Kahn: Ein Übersetzer sollte gut mit dem italienischen Ambiente der Erzählung vertraut sein, außerdem mit dem Stil des Autors. Er muss mit all seinem breitgefächerten Können jedem Autor, den er übersetzt, uneingeschränkt zur Verfügung stehen. Fallen lauern da, wo der Übersetzer nicht ausreichend mit der Welt eines Autors vertraut ist — dann kommt es mitunter zu peinlichen Missverständnissen.
Wann sind Übersetzungen besonders gelungen?
Kahn: Wenn sie nichts Aufgezwungenes, nichts Beengtes haben. Wenn der Geist des Autors luftig und leicht durch den Text fliegt. Wenn keine kitschigen Ausrutscher auszumachen sind — dann, glaube ich, ist eine Übersetzung gelungen.
Wie lange benötigen Sie für die Übersetzung eines Buchs?

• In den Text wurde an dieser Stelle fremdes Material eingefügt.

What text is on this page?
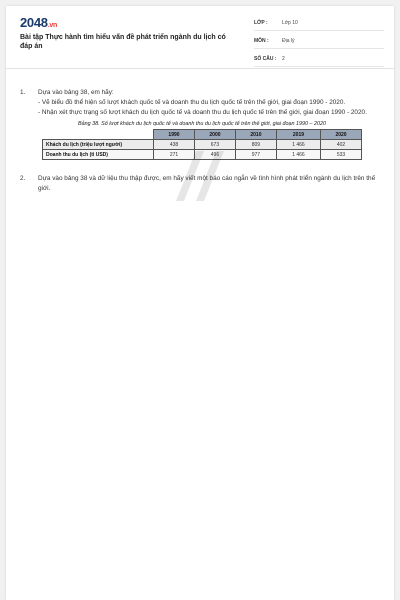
2048.vn
Bài tập Thực hành tìm hiểu vấn đề phát triển ngành du lịch có đáp án
LỚP :	Lớp 10
MÔN :	Địa lý
SỐ CÂU :	2
1.	Dựa vào bảng 38, em hãy:

- Vẽ biểu đồ thể hiện số lượt khách quốc tế và doanh thu du lịch quốc tế trên thế giới, giai đoạn 1990 - 2020.

- Nhận xét thực trạng số lượt khách du lịch quốc tế và doanh thu du lịch quốc tế trên thế giới, giai đoạn 1990 - 2020.

Bảng 38. Số lượt khách du lịch quốc tế và doanh thu du lịch quốc tế trên thế giới, giai đoạn 1990 – 2020
	1990	2000	2010	2019	2020
Khách du lịch (triệu lượt người)	438	673	809	1 466	402
Doanh thu du lịch (tỉ USD)	271	496	977	1 466	533
2.	Dựa vào bảng 38 và dữ liệu thu thập được, em hãy viết một báo cáo ngắn về tình hình phát triển ngành du lịch trên thế giới.
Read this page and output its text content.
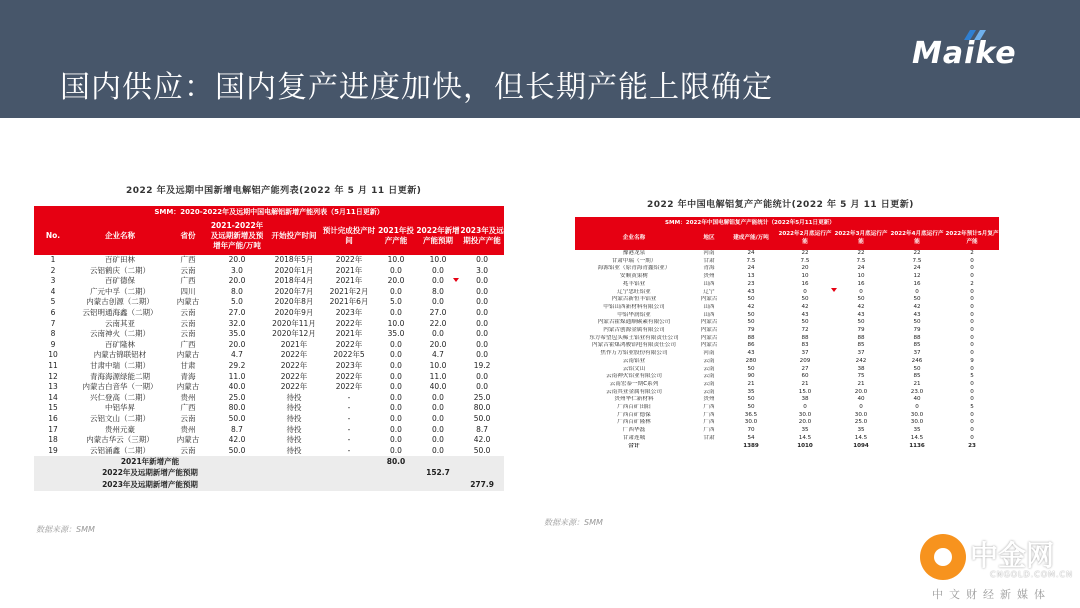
国内供应：国内复产进度加快，但长期产能上限确定
Maike
2022 年及远期中国新增电解铝产能列表(2022 年 5 月 11 日更新)
SMM：2020-2022年及远期中国电解铝新增产能列表（5月11日更新）								
No.	企业名称	省份	2021-2022年及远期新增及预增年产能/万吨	开始投产时间	预计完成投产时间	2021年投产产能	2022年新增产能预期	2023年及远期投产产能
1	百矿田林	广西	20.0	2018年5月	2022年	10.0	10.0	0.0
2	云铝鹤庆（二期）	云南	3.0	2020年1月	2021年	0.0	0.0	3.0
3	百矿德保	广西	20.0	2018年4月	2021年	20.0	0.0	0.0
4	广元中孚（二期）	四川	8.0	2020年7月	2021年2月	0.0	8.0	0.0
5	内蒙古创源（二期）	内蒙古	5.0	2020年8月	2021年6月	5.0	0.0	0.0
6	云铝明通海鑫（二期）	云南	27.0	2020年9月	2023年	0.0	27.0	0.0
7	云南其亚	云南	32.0	2020年11月	2022年	10.0	22.0	0.0
8	云南神火（二期）	云南	35.0	2020年12月	2021年	35.0	0.0	0.0
9	百矿隆林	广西	20.0	2021年	2022年	0.0	20.0	0.0
10	内蒙古锦联铝材	内蒙古	4.7	2022年	2022年5	0.0	4.7	0.0
11	甘肃中瑞（二期）	甘肃	29.2	2022年	2023年	0.0	10.0	19.2
12	青海海源绿能二期	青海	11.0	2022年	2022年	0.0	11.0	0.0
13	内蒙古白音华（一期）	内蒙古	40.0	2022年	2022年	0.0	40.0	0.0
14	兴仁登高（二期）	贵州	25.0	待投	-	0.0	0.0	25.0
15	中铝华昇	广西	80.0	待投	-	0.0	0.0	80.0
16	云铝文山（二期）	云南	50.0	待投	-	0.0	0.0	50.0
17	贵州元豪	贵州	8.7	待投	-	0.0	0.0	8.7
18	内蒙古华云（三期）	内蒙古	42.0	待投	-	0.0	0.0	42.0
19	云铝涌鑫（二期）	云南	50.0	待投	-	0.0	0.0	50.0
2021年新增产能						80.0		
2022年及远期新增产能预期							152.7	
2023年及远期新增产能预期								277.9
数据来源：SMM
2022 年中国电解铝复产产能统计(2022 年 5 月 11 日更新)
SMM：2022年中国电解铝复产产能统计（2022年5月11日更新）						
企业名称	地区	建成产能/万吨	2022年2月底运行产能	2022年3月底运行产能	2022年4月底运行产能	2022年预计5月复产产能
豫港龙泉	河南	24	22	22	22	2
甘肃中瑞（一期）	甘肃	7.5	7.5	7.5	7.5	0
海源铝业（原青海青鑫铝业）	青海	24	20	24	24	0
安顺黄果树	贵州	13	10	10	12	0
兆丰铝业	山西	23	16	16	16	2
辽宁忠旺铝业	辽宁	43	0	0	0	0
内蒙古新恒丰铝业	内蒙古	50	50	50	50	0
中铝山西新材料有限公司	山西	42	42	42	42	0
中铝华润铝业	山西	50	43	43	43	0
内蒙古霍煤通顺碳素有限公司	内蒙古	50	50	50	50	0
内蒙古创源金属有限公司	内蒙古	79	72	79	79	0
东方希望包头稀土铝业有限责任公司	内蒙古	88	88	88	88	0
内蒙古霍煤鸿骏铝电有限责任公司	内蒙古	86	83	85	85	0
焦作万方铝业股份有限公司	河南	43	37	37	37	0
云南铝业	云南	280	209	242	246	9
云铝文山	云南	50	27	38	50	0
云南神火铝业有限公司	云南	90	60	75	85	5
云南宏泰一期C系列	云南	21	21	21	21	0
云南其亚金属有限公司	云南	35	15.0	20.0	23.0	0
贵州华仁新材料	贵州	50	38	40	40	0
广西百矿田阳	广西	50	0	0	0	5
广西百矿德保	广西	36.5	30.0	30.0	30.0	0
广西百矿隆林	广西	30.0	20.0	25.0	30.0	0
广西华磊	广西	70	35	35	35	0
甘肃连城	甘肃	54	14.5	14.5	14.5	0
合计		1389	1010	1094	1136	23
数据来源：SMM
中金网
CNGOLD.COM.CN
中文财经新媒体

Wie viele Seiten/Kapitel können Sie pro Tag übersetzen?
Kahn: Das kommt sehr auf das Buch an, auf seinen Umfang, auf seinen Stil. Für D’Arrigos „HorcynusOrca“, der 1455 Seiten hat, habe ich acht Jahre gebraucht, bei einem absolut schwierigen Stil, der viel Nachdenken bei der Umsetzung verlangte. Bei Paolinis „Petrolio“, das 700 Seiten zählt, brauchte ich gute 8 Monate. Camilleris historische Romane gingen mir schneller von der Hand, auch Luigi Malerbas Romane. Und am Ende steht dann allerdings immer die Überarbeitung, die verlangt noch einmal alles ab.
Welchen Stellenwert genießen Übersetzer im Literaturbetrieb?
Kahn: Ich glaube, sie werden überhaupt nicht so hoch geschätzt, wie sie es verdienen würden. Ich will hier nicht die Verlage aufzählen, die sich hartnäckig weigern, Übersetzern den gerechten Anteil für die Verwertung ihrer Arbeit zu zahlen, aber es sind viele.